One thing that connects Giuliani and Trump, aside from how they’re both New Yorkers who love the spotlight, having made numerous Saturday Night Live appearances and movie cameos, is that they’ve both publicly stepped out on their wives. Amid a torrent of affair rumors, Giuliani announced his split from his second wife during a press conference—without so much as giving her a heads-up. (Giuliani’s own children were estranged from him for a number of years as a result of the way he treated their mother, just as Trump’s were following his split from first wife Ivana.)
Following an embarrassing 2008 presidential run, wherein Giuliani, according to Oliver, “could not stop leveraging 9/11 for his own ends”—yet still ultimately earned zero delegates—the ex-mayor formed a number of companies and morphed into a loopy far-right cable news pundit.
During Trump’s presidential campaign, Giuliani forwarded a number of conspiracy theories about Trump opponent Hillary Clinton, including that she was suffering from a series of health problems and that he didn’t remember her being around during 9/11—despite the fact that she was right next to him surveying the damage at ground zero and was very active in helping 9/11 first responders).

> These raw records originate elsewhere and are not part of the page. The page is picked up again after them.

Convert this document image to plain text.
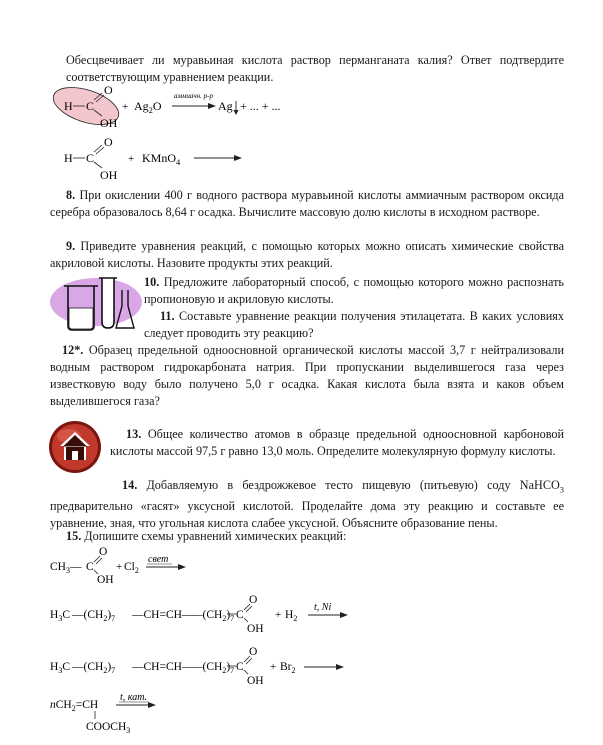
Обесцвечивает ли муравьиная кислота раствор перманганата калия? Ответ подтвердите соответствующим уравнением реакции.
H C
O
OH
+ $Ag_2O$
аммиачн. р-р
Ag + ... + ...
H C
O
OH
+ KMnO$_4$
8. При окислении 400 г водного раствора муравьиной кислоты аммиачным раствором оксида серебра образовалось 8,64 г осадка. Вычислите массовую долю кислоты в исходном растворе.
9. Приведите уравнения реакций, с помощью которых можно описать химические свойства акриловой кислоты. Назовите продукты этих реакций.
10. Предложите лабораторный способ, с помощью которого можно распознать пропионовую и акриловую кислоты.
11. Составьте уравнение реакции получения этилацетата. В каких условиях следует проводить эту реакцию?
12*. Образец предельной одноосновной органической кислоты массой 3,7 г нейтрализовали водным раствором гидрокарбоната натрия. При пропускании выделившегося газа через известковую воду было получено 5,0 г осадка. Какая кислота была взята и каков объем выделившегося газа?
13. Общее количество атомов в образце предельной одноосновной карбоновой кислоты массой 97,5 г равно 13,0 моль. Определите молекулярную формулу кислоты.
14. Добавляемую в бездрожжевое тесто пищевую (питьевую) соду NaHCO$_3$ предварительно «гасят» уксусной кислотой. Проделайте дома эту реакцию и составьте ее уравнение, зная, что угольная кислота слабее уксусной. Объясните образование пены.
15. Допишите схемы уравнений химических реакций:
$CH_3—$ C
O
OH
+ $Cl_2$
свет
$H_3C$ $—(CH_2)_7$ —CH=CH—
$—(CH_2)_7$ C
O
OH
+ $H_2$
t, Ni
$H_3C$ $—(CH_2)_7$ —CH=CH—
$—(CH_2)_7$ C
O
OH
+ $Br_2$
nCH$_2$=CH
$COOCH_3$
t, кат.
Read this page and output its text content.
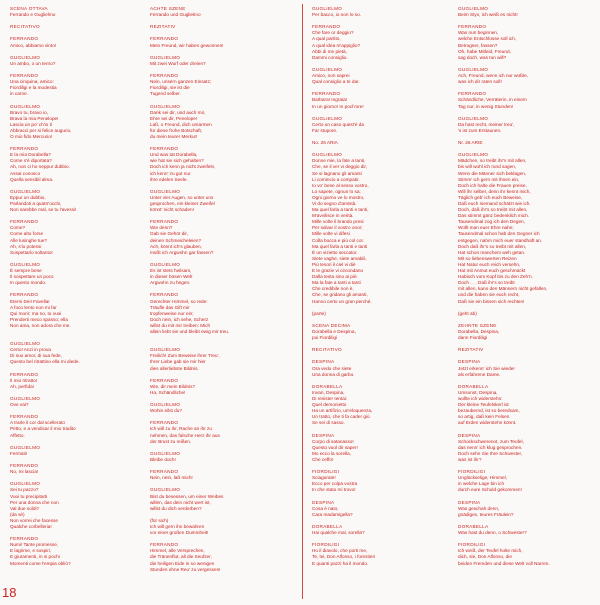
SCENA OTTAVA
Ferrando e Guglielmo
RECITATIVO
FERRANDO
Amico, abbiamo vinto!
GUGLIELMO
Un ambo, o un terno?
FERRANDO
Una cinquina, amico:
Fiordiligi e la modestia
in carne.
GUGLIELMO
Bravo tu, bravo io,
Brava la mia Penelope!
Lascia un po' ch'io ti
Abbracci per si felice augurio,
O mio fido Mercurio!
FERRANDO
E la mia Dorabella?
Come s'è diportata?
Ah, non ci ho neppur dubbio.
Assai conosco
Quella sensibil alma.
GUGLIELMO
Eppur un dubbio,
Parlandoti a quattr'occhi,
Non sarebbe mal, se tu l'avessi!
FERRANDO
Come?
Come alto forse
Alle lusinghe tue?
Ah, s'io potessi
Sospettarlo soltanto!
GUGLIELMO
È sempre bene
Il sospettare un poco
In questo mondo.
FERRANDO
Eterni Dei! Favella!
A foco lento non mi far
Qui morir; ma no, tu vuoi
Prenderti meco spasso; ella
Non ama, non adora che me.
GUGLIELMO
Certo! Anzi in prova
Di suo amor, di sua fede,
Questo bel ritrattino ella mi diede.
FERRANDO
Il mio ritratto!
Ah, perfida!
GUGLIELMO
Ove vai?
FERRANDO
A trarle il cor dal scellerato
Petto, e a vendicar il mio tradito
Affetto.
GUGLIELMO
Fermati!
FERRANDO
No, mi lascia!
GUGLIELMO
Sei tu pazzo?
Vuoi tu precipitarti
Per una donna che non
Val due soldi?
(da sé)
Non vorrei che facesse
Qualche corbelleria!
FERRANDO
Numi! Tante promesse,
E lagrime, e sospiri,
E giuramenti, in si pochi
Momenti come l'empia obliò?
ACHTE SZENE
Ferrando und Guglielmo
REZITATIV
FERRANDO
Mein Freund, wir haben gewonnen!
GUGLIELMO
Mit zwei Wurf oder dreien?
FERRANDO
Nein, unsern ganzen Einsatz;
Fiordiligi, sie ist die
Tugend selber.
GUGLIELMO
Dank sei dir, und auch mir,
Ehre sei dir, Penelope!
Laß, o Freund, dich umarmen
für diese frohe Botschaft,
du mein teurer Merkur!
FERRANDO
Und was tat Dorabella,
wie hat sie sich gehalten?
Doch ich kenn ja nicht zweifeln,
ich kenn' zu gut nur
ihre edelen Seele.
GUGLIELMO
Unter vier Augen, so unter uns
gesprochen, ein kleiner Zweifel
könnt' nicht schaden!
FERRANDO
Wie denn?
Gab sie Gehör dir,
deinen Schmeicheleien?
Ach, könnt ich's glauben,
müßt ich Argwohn gar fassen?
GUGLIELMO
Es ist stets heilsam,
in dieser bösen Welt
Argwohn zu hegen.
FERRANDO
Gerechter Himmel, so rede:
Träufle das Gift mir
tropfenweise nur ein;
Doch nein, ich sehe, Scherz
willst du mit mir treiben: Mich
allein liebt sie und bleibt ewig mir treu.
GUGLIELMO
Freilich! Zum Beweise ihrer Treu',
Ihrer Liebe gab sie mir hier
dies allerliebste Bildnis.
FERRANDO
Wie, dir mein Bildnis?
Ha, Schändliche!
GUGLIELMO
Wohin eilst du?
FERRANDO
Ich will zu ihr, Rache an ihr zu
nehmen, das falsche Herz ihr aus
der Brust zu reißen.
GUGLIELMO
Bleibe doch!
FERRANDO
Nein, nein, laß mich!
GUGLIELMO
Bist du besessen, um einer Weibes
willen, das dein nicht wert ist,
willst du dich verderben?
(für sich)
Ich will gern ihn bewahren
vor einer großen Dummheit!
FERRANDO
Himmel, alle Versprechen,
die Tränenflut, all die Seufzer,
die heiligen Eide in so wenigen
Stunden ohne Reu' zu vergessen!
GUGLIELMO
Per bacco, io non lo so.
FERRANDO
Che fare or deggio?
A qual partito,
A qual idea m'appiglio?
Abbi di me pietà,
Dammi consiglio.
GUGLIELMO
Amico, non saprei
Qual consiglio a te dar.
FERRANDO
Barbara! Ingrata!
In un giorno! In poch'ore!
GUGLIELMO
Certo un caso quest'è da
Far stupore.
No. 26 ARIA
GUGLIELMO
Donne mie, la fate a tanti,
Che, se il ver vi deggio dir,
Se si lagnano gli amanti
Li comincio a compatir.
Io vo' bene al sesso vostro,
Lo sapete, ognun lo sa;
Ogni giorno ve lo mostro,
Vi do segno d'amistà.
Ma quel farla a tanti e tanti,
M'avvilisce in verità.
Mille volte il brando presi
Per salvar il vostro onor;
Mille volte vi difesi
Colla bocca e più col cor.
Ma quel farla a tanti e tanti
È un vizietto seccator.
Siete vaghe, siete amabili,
Più tesori il ciel vi diè
E le grazie vi circondano
Dalla testa sino ai piè.
Ma la fate a tanti a tanti
Che credibile non è,
Che, se gridano gli amanti,
Hanno certo un gran perché.
(parte)
SCENA DECIMA
Dorabella e Despina,
poi Fiordiligi
RECITATIVO
DESPINA
Ora vedo che siete
Una donna di garbo.
DORABELLA
Invan, Despina,
Di resister tentai:
Quel demonietto
Ha un artifizio, un'eloquenza,
Un tratto, che ti fa cader giù
Se sei di sasso.
DESPINA
Corpo di satanasso!
Questo vuol dir saper!
Mo ecco la sorella,
Che ceffo!
FIORDILIGI
Sciagurate!
Ecco per colpa vostra
In che stato mi trovo!
DESPINA
Cosa è nato,
Cara madamigella?
DORABELLA
Hai qualche mal, sorella?
FIORDILIGI
Ho il diavolo, che porti me,
Te, lei, Don Alfonso, i forestieri
E quanti pazzi ha il mondo.
GUGLIELMO
Beim Styx, ich weiß es nicht!
FERRANDO
Was nun beginnen,
welche Entschlüsse soll ich,
Betrogner, fassen?
Oh, habe Mitleid, Freund,
sag doch, was tun will?
GUGLIELMO
Ach, Freund, wenn ich nur wüßte,
was ich dir raten soll!
FERRANDO
Schändliche, Verräterin, in einem
Tag nur, in wenig Stunden!
GUGLIELMO
Da hast recht, meiner treu',
's ist zum Erstaunen.
Nr. 26 ARIE
GUGLIELMO
Mädchen, so treibt ihr's mit allen,
bis will wohl ich rund sagen,
Wenn die Männer sich beklagen,
Stimm' ich gern mit ihnen ein,
Doch ich halte die Frauen preise,
Will ihr selber, denn ihr kennt mich,
Täglich geb' ich euch Beweise,
Daß euch niemand schätzt wie ich.
Doch, daß ihr's so treibt mit allen,
Das stimmt gänz bedenklich mich.
Tausendmal zog ich den Degen,
Wollt man euer Ehre nahn;
Tausendmal schon hab den Gegner ich
entgegen, nahm mich euer standhaft an.
Doch daß ihr's so treibt mit allen,
Hat schon manchem weh getan.
Mit so liebenswerten Reizen
Hat Natur euch reich versehn,
Hat mit Anmut euch geschmückt
Habisch vom Kopf bis zu den Zeh'n.
Doch . . . Daß ihr's so treibt
mit allen, kann den Männern nicht gefallen,
und die haben sie euch recht,
Daß sie ein bissen sich rechten!
(geht ab)
ZEHNTE SZENE
Dorabella, Despina,
dann Fiordiligi
REZITATIV
DESPINA
Jetzt erkenn' ich Sie wieder
als erfahrene Dame.
DORABELLA
Umsonst, Despina,
wollte ich widerstehn:
Der kleine Teufelskerl ist
bezaubernd, ist so beredsam,
so artig, daß kein Felsen
auf Erden widerstehn könnt.
DESPINA
Schockschwerenot, zum Teufel,
das nenn' ich klug gesprochen.
Doch sehn Sie Ihre Schwester,
was ist ihr?
FIORDILIGI
Unglückselige, Himmel,
in welche Lage bin ich
durch eure Schuld gekommen!
DESPINA
Was geschah denn,
gnädiges, teures Fräulein?
DORABELLA
Was hast du denn, o Schwester?
FIORDILIGI
Ich weiß, der Teufel holte mich,
dich, sie, Don Alfonso, die
beiden Fremden und diese Welt voll Narren.
18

So Oliver decided to troll Giuliani by purchasing a few web domains, including HillaryClintonIllness.com, which automatically redirects to an animation of two ferrets having sex; Giuliani-Security.com, which now redirects to “two ferrets who are cousins not fucking”; and Giuliani2024.com, which redirects to a dancing ferret giving Giuliani the finger. (The ferrets are a cheeky nod to Giuliani mocking a constituent on his radio show for loving ferrets.)
And the comedian suggests Trump and Giuliani are more similar than people realize: “Think about it: They’re basically two versions of the same person. They’re both New Yorkers coasting on their reputations, they’ve both had three marriages, neither of them can shut up in front of a camera, and, perhaps most importantly, they both want to fuck Ivanka—which is weird for Trump because Ivanka is in his family, and is weird for Giuliani because she isn’t.”